Why is $-\Delta+1$ an isomorphism between Sobolev space $W^{2,p}$ and $L^p\,$? Consider the linear elliptic operator $L: W^{2,p}(\mathbb{R}^N)\to L^p(\mathbb{R}^N)$ defined by $Lu=-\Delta u + u$. Can we prove that $L$ is an isomorphism for all $p\geq 1$? It can be proved that it is true when $p=2$ (by classical Fourier analysis), however when $p\neq2$ the usual Fourier analysis does not work well (Fourier transform is not a isomorphism on $L^p(\mathbb{R}^N)$ if $p\neq2$).

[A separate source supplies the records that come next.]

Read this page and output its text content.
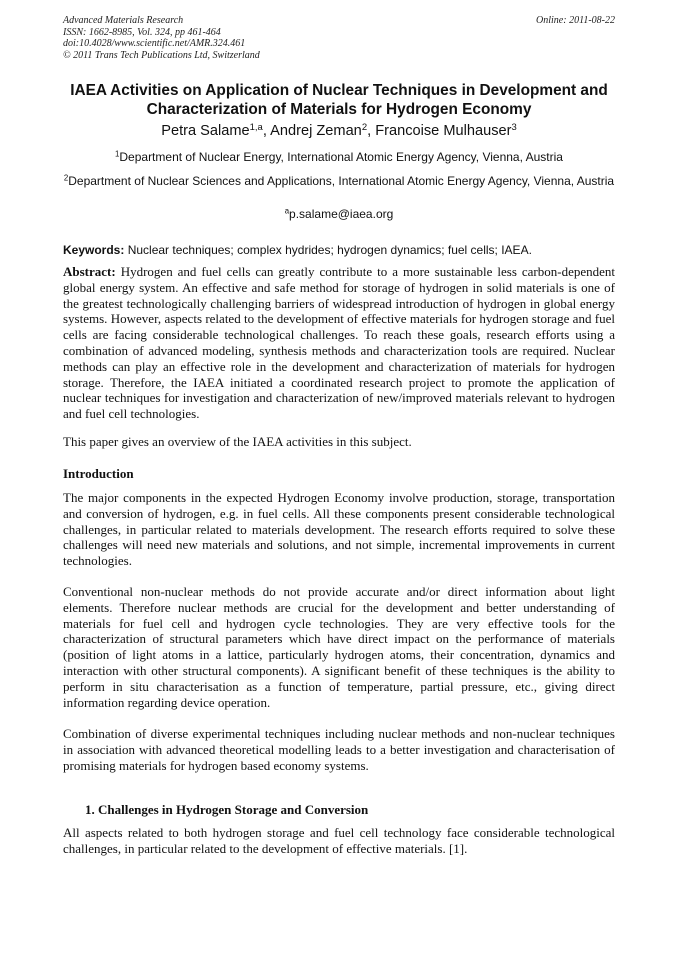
Advanced Materials Research
ISSN: 1662-8985, Vol. 324, pp 461-464
doi:10.4028/www.scientific.net/AMR.324.461
© 2011 Trans Tech Publications Ltd, Switzerland
Online: 2011-08-22
IAEA Activities on Application of Nuclear Techniques in Development and Characterization of Materials for Hydrogen Economy
Petra Salame$^{1,a}$, Andrej Zeman$^2$, Francoise Mulhauser$^3$
$^1$Department of Nuclear Energy, International Atomic Energy Agency, Vienna, Austria
$^2$Department of Nuclear Sciences and Applications, International Atomic Energy Agency, Vienna, Austria
$^a$p.salame@iaea.org
Keywords: Nuclear techniques; complex hydrides; hydrogen dynamics; fuel cells; IAEA.

Abstract: Hydrogen and fuel cells can greatly contribute to a more sustainable less carbon-dependent global energy system. An effective and safe method for storage of hydrogen in solid materials is one of the greatest technologically challenging barriers of widespread introduction of hydrogen in global energy systems. However, aspects related to the development of effective materials for hydrogen storage and fuel cells are facing considerable technological challenges. To reach these goals, research efforts using a combination of advanced modeling, synthesis methods and characterization tools are required. Nuclear methods can play an effective role in the development and characterization of materials for hydrogen storage. Therefore, the IAEA initiated a coordinated research project to promote the application of nuclear techniques for investigation and characterization of new/improved materials relevant to hydrogen and fuel cell technologies.

This paper gives an overview of the IAEA activities in this subject.

Introduction

The major components in the expected Hydrogen Economy involve production, storage, transportation and conversion of hydrogen, e.g. in fuel cells. All these components present considerable technological challenges, in particular related to materials development. The research efforts required to solve these challenges will need new materials and solutions, and not simple, incremental improvements in current technologies.

Conventional non-nuclear methods do not provide accurate and/or direct information about light elements. Therefore nuclear methods are crucial for the development and better understanding of materials for fuel cell and hydrogen cycle technologies. They are very effective tools for the characterization of structural parameters which have direct impact on the performance of materials (position of light atoms in a lattice, particularly hydrogen atoms, their concentration, dynamics and interaction with other structural components). A significant benefit of these techniques is the ability to perform in situ characterisation as a function of temperature, partial pressure, etc., giving direct information regarding device operation.

Combination of diverse experimental techniques including nuclear methods and non-nuclear techniques in association with advanced theoretical modelling leads to a better investigation and characterisation of promising materials for hydrogen based economy systems.

1. Challenges in Hydrogen Storage and Conversion

All aspects related to both hydrogen storage and fuel cell technology face considerable technological challenges, in particular related to the development of effective materials. [1].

 A: When $p\neq 2$ the Fourier analysis on the Schwartz space $\mathcal{S}'(\mathbb{R}^n)$ works quite well despite the fact that the Fourier transform on $L^p(\mathbb{R}^n)$ is not an isomorphism. Read about Bessel potentials, e.g., section 7.63 in the textbook Sobolev Spaces http://bookza.org/book/492535/11bd42   by R. Adams and J. Fournier. The Sobolev space $W^{2,p}(\mathbb{R}^n)$ does coincide with the space of Bessel potentials 
$$
\{u\in\mathcal{S}'(\mathbb{R}^n)\,\colon\, 
F^{-1}\bigl[(1+|\xi|^2)\hat{u}(\xi)\bigr]\in L^p(\mathbb{R}^n) \}=
\{u=F^{-1}\bigl[(1+|\xi|^2)^{-2}\hat{f}(\xi)\bigl]\,\colon\, f\in L^p(\mathbb{R}^n)\}
$$
where $\hat{u}\overset{\rm def}{=}F[u]$ with the Fourier transform $F\colon\mathcal{S}'(\mathbb{R}^n)\to \mathcal{S}'(\mathbb{R}^n)$ being an isomorphism of the Schwartz space $\mathcal{S}'(\mathbb{R}^n)$ on itself. Hence, the linear operator $L\colon\,
W^{2,p}(\mathbb{R}^n)\to L^p(\mathbb{R}^n)$ stays an isomorphism of $W^{2,p}(\mathbb{R}^n)$ on $L^p(\mathbb{R}^n)$ even if $p\neq 2$, though the cases of $p=1$ and $p=\infty$ are to be excluded.